Dijital endüstriyel satın almada son durum ne?
Ahmet Çağlar Birdal, Refleks 12. Yıl Özel Sayısı için yazdı:
Refleks
Dijital dediğimiz yer sizce neresi?
İnternet dediğimiz mecranın merkezi.
Yani daha da neresi?
Evimizin oturma odası, aracımızın arka koltuğu, mutfağımız, yatak odamız... Tıbben açıklayacak olursak da nefes aldığımız ciğerlerimiz hatta tüm vücudumuza kan pompalayan kalbimiz.
Verdiğim örneklerin abartı olduğunu düşünmüyorum. Nedenine gelecek olursak, varılan noktada artık dijitale dönmeyen hizmet, dijitalde bulunmayan bir ürün yok. Evet, gerçekten yok.
Endüstri 4.0, dijitalin üretime yansımış hali olarak karşımıza çıktı. Sanal pazar yerleri, online fuarlar, çevrimiçi eğitim platformları da dijitalin en popüler ve yaygın hali olarak devam etmekte.
Bireysel tüketici bazında, dijitalleşme sürecinde en hızlı yol alan sektörlerin başında şüphesiz, ‘Sanal Pazar Yerleri’ geliyor. Bu mecrada tüketici davranışlarını en iyi analiz edenler, gündemin operasyon olarak en yakınında duran şirketler atı aldı, Üsküdar’ı geçti.
Tüketici satın alma davranışlarını çok iyi gözlemleyerek, tüketiciyi doğrudan etkileyen bu oluşum sizinle alış-veriş yapabilmek için sizden randevu almıyor, sizin en müsait anınızı beklemiyor. Misafirlikte olup olmadığınız onun umrunda değil, işyerinde olmanız, toplantıda olmanız, hatta hasta olmanız da onu hiç ilgilendirmiyor.
Tüm satın alma süreçlerini ya da bu süreçten daha önceki tüm tüketici davranışlarını unutun! Müşteriye gitme dönemi, yerini müşteriyi nerede olursa olsun kendine çekme dönemine bıraktı.
Dijital satın alma davranışının, sosyal mecralar ile entegre olarak hayatımıza girmesi, bireysel tüketiciler için konfor alanı oluşturmuş olsa gerek ki, günümüz verileri bu platformlardaki toplam satın almanın KDV hariç 85 milyar TL’nin üzerinde olduğunu söylüyor.
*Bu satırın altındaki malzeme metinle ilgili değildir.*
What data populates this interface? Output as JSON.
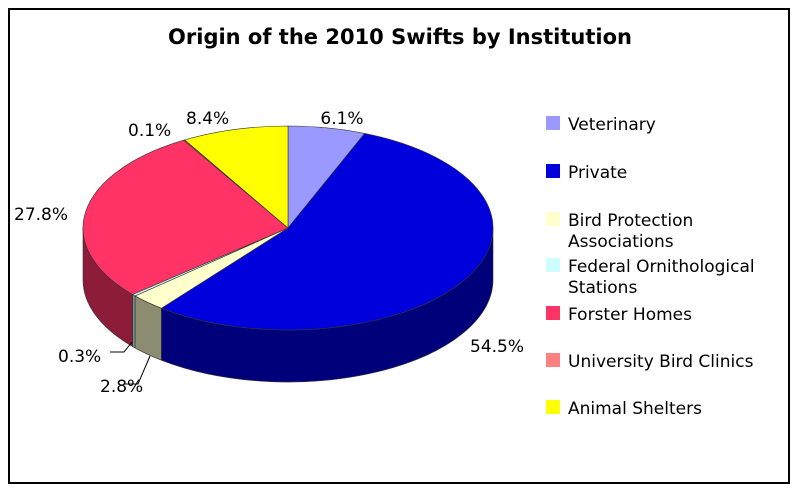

Bu da bir önceki yıl verilerine göre yüzde 40 hacimsel büyüme demek oluyor.
Hepimizin çok rahat ulaşabileceği bu rakamların detaylarını ya da alışverişlerin demografik detaylarını aktarıp uzatmak istemiyorum.
Bireysel satın almanın bu denli büyümesinin ve dijitale kaymasının tek bir nedeni var;
‘Güvenli Konfor Alanı’
Gelelim tüm bu organizasyonların endüstriyel kanadına. ‘Endüstriyel Satın Alma’ henüz dijitale geçemedi. Sanalda e-ihale, e-satın alma adı altında her ne kadar örneklerini görsek de ‘Online Pazar Yerleri’ ortamında tam olarak tek bir çatı altında endüstriyel satın alma yapılamıyor.
Birçok nedeni var tabii ki…
Endüstriyel satın alma süreçleri daha uzmanlık gerektiren konuları içerdiği için birebir soru-cevap gerektirmekte. Büyük rakamlar barındırması zaman zaman pazarlık gerektirip, zaman zaman da vadeli ödeme yöntemleri konuşulmasını gerektirmekte. Tüm bunların yanında ürün sevk trafiğinde operasyonel maliyetleri bireysel alışverişe göre çok daha yüksek. Satış sırasında çapraz ürün, yan ürün takibi, satış sonrası ise yeni satışlar için satılan ürünün kullanım ömrü takibi olmazsa olmazlar arasında.
Burada ek olarak şirketlerin kendi iç bürokrasisinden bahsetmeme gerek yoktur sanırım.
Tabi tüm bunlar endüstriyel şirketlerin satın almada dijitale geçmesine engel değil.
Her ne kadar endüstriyel satışlar, uzun vadeli bağlantıları, özellikli satışları, demo çalışmalarını bünyesinde barındırsa da hepimiz o kadar iyi biliyoruz ki her satın almada başlangıç noktası mutlaka ‘google search’ dür.
Ben bu satın alma sürecinin ‘Google’da başlayıp, manuel ortamda devam edebileceğine uzun vadede ihtimal vermiyorum. Dolayısıyla bu süreçte ‘dijital pazarlamaya’ emek verenlerin, yatırım yapanların kazanacağını söylersek yanlış olmayacak.